The plaintiff's renewed motion for appointment of counsel is denied. There is no constitutional or statutory right to counsel in federal civil cases. Romanelli v. Suliene, 615 F.3d 847, 851 (2010); see also Johnson v. Doughty, 433 F.3d 1001, 1006 (7th Cir. 2006). Nevertheless, the district court has discretion under 28 U.S.C. § 1915(e)(1) to request counsel for an indigent litigant. Pruitt v. Mote, 503 F.3d 647, 654 (7th Cir. 2007), citing Johnson, 433 F.3d at 1006. When a pro se litigant submits a request for appointment of counsel, the court must first consider whether the indigent plaintiff has made reasonable attempts to secure counsel on his own, or conversely, if he has been precluded from doing so. Pruitt, 503 F.3d at 654. Next, the court must evaluate the complexity of the case and whether the plaintiff appears competent to litigate it on his own. Id. at 654-55. Another consideration is whether the assistance of counsel would provide a substantial benefit to the court orthe parties, potentially affecting the outcome of the case. Id. at 654; Gil v. Reed, 381 F.3d 649, 656 (7th Cir. 2004); see also Local Rule 83.36(c) (N.D. Ill.) (listing the factors to be taken into account in determining whether to appoint counsel).
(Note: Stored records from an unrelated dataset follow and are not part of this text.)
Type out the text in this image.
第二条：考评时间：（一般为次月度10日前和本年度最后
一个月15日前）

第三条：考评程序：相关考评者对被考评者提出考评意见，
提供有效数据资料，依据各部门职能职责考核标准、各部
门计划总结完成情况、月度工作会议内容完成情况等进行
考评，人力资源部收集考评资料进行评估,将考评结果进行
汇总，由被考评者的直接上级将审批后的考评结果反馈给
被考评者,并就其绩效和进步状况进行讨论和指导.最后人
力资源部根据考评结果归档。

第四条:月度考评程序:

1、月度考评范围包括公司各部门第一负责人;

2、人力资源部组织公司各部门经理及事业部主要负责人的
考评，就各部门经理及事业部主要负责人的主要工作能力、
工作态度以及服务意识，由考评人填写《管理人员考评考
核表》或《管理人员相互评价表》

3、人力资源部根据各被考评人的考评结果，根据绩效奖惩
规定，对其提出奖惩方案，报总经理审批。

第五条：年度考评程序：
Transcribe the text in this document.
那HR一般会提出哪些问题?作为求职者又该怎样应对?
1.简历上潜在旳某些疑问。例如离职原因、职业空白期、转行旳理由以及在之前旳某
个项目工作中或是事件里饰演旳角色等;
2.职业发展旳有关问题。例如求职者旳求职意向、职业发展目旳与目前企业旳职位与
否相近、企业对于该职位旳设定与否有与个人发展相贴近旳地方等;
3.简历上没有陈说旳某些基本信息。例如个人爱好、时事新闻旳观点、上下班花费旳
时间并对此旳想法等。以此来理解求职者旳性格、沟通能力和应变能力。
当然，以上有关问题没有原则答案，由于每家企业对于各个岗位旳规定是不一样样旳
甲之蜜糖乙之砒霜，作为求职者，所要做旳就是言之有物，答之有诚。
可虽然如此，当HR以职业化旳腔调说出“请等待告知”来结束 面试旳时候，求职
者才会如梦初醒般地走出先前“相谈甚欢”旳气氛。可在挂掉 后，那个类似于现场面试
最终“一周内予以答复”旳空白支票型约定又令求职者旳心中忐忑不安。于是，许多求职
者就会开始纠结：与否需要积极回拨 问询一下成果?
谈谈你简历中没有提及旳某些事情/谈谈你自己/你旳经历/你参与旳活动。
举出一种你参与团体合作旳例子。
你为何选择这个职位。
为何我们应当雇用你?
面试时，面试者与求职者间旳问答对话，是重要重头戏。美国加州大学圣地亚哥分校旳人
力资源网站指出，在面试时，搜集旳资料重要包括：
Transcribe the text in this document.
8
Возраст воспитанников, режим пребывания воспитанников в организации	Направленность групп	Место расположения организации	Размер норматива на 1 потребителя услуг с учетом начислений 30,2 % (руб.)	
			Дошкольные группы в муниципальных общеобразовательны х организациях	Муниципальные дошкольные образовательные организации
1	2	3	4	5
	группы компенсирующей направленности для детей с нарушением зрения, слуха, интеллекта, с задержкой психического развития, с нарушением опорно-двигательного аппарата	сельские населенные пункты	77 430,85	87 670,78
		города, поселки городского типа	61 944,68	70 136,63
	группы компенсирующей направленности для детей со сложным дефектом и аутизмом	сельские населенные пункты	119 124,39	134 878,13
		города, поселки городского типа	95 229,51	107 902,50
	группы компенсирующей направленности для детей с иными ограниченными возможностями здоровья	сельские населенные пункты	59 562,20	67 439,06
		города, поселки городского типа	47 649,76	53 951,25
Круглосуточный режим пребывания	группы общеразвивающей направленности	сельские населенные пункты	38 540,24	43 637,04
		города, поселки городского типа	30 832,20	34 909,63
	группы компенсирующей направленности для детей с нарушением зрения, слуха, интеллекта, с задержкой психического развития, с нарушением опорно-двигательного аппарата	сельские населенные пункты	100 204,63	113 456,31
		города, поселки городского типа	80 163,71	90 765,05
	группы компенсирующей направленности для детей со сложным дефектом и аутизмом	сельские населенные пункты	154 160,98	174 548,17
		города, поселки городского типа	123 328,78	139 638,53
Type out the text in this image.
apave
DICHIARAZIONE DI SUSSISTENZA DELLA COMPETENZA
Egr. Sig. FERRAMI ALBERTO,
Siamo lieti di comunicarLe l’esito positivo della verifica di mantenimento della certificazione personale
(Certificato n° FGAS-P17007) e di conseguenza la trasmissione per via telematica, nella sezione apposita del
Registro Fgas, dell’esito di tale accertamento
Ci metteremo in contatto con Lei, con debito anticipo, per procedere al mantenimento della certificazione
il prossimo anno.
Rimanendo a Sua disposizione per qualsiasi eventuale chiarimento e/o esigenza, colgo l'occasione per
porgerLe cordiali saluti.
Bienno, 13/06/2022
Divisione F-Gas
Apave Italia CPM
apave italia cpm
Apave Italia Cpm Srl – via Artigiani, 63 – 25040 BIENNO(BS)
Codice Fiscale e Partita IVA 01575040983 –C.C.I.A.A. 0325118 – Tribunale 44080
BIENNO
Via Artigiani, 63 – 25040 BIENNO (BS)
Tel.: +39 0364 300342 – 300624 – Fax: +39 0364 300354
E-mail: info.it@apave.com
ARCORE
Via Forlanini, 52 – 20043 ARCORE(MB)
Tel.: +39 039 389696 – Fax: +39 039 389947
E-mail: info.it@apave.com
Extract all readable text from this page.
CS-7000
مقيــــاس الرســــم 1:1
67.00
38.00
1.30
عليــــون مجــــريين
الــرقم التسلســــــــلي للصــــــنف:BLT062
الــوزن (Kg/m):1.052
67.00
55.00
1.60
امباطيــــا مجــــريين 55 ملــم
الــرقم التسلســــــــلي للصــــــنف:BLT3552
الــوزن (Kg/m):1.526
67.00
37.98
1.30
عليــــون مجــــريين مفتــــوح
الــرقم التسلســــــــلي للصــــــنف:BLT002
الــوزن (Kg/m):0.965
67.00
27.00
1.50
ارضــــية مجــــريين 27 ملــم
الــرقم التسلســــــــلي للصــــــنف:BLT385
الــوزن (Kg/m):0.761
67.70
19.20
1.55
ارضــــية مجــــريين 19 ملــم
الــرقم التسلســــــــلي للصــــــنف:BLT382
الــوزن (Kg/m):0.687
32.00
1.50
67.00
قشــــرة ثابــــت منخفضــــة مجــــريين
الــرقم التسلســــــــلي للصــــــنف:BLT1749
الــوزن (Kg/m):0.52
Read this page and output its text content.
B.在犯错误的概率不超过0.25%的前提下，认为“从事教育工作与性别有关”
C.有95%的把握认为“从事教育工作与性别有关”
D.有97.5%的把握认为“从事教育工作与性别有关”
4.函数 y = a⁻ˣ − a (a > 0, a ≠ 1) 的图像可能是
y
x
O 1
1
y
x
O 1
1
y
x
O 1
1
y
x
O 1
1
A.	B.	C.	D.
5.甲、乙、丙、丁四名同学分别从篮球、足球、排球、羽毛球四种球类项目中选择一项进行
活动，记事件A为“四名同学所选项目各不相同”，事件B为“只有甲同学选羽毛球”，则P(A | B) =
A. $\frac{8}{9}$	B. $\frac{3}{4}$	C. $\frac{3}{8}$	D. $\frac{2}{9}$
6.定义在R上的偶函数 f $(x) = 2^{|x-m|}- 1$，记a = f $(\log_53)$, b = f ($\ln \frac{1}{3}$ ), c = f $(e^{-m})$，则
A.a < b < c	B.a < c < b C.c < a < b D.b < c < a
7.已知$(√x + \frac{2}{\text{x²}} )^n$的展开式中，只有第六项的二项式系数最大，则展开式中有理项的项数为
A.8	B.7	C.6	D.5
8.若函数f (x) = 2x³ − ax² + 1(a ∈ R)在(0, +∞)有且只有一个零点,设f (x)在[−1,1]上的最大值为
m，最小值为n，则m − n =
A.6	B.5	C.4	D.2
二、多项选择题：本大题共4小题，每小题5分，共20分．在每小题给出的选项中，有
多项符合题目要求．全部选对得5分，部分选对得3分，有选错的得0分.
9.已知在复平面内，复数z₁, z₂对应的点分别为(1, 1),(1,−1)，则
After considering the above factors, the court concludes that appointment of counsel is not warranted in this case. Although the complaint sets forth cognizable claims, the plaintiff has alleged no physical or mental disability that might preclude him from adequately investigating the facts giving rise to his complaint. Neither the legal issues raised in the complaint nor the evidence that might support the plaintiff's claims are so complex or intricate that a trained attorney is necessary. The plaintiff, whose submissions to date have been coherent and articulate, appears more than capable of presenting his case, notwithstanding the fact that another judge appointed counsel to represent the plaintiff in one of his other cases. It should additionally be noted that the court grants pro se litigants wide latitude in the handling of their lawsuits. Therefore, the plaintiff's motion for appointment of counsel is denied at this time. Should the case proceed to a point that assistance of counsel is appropriate, the court may revisit this request.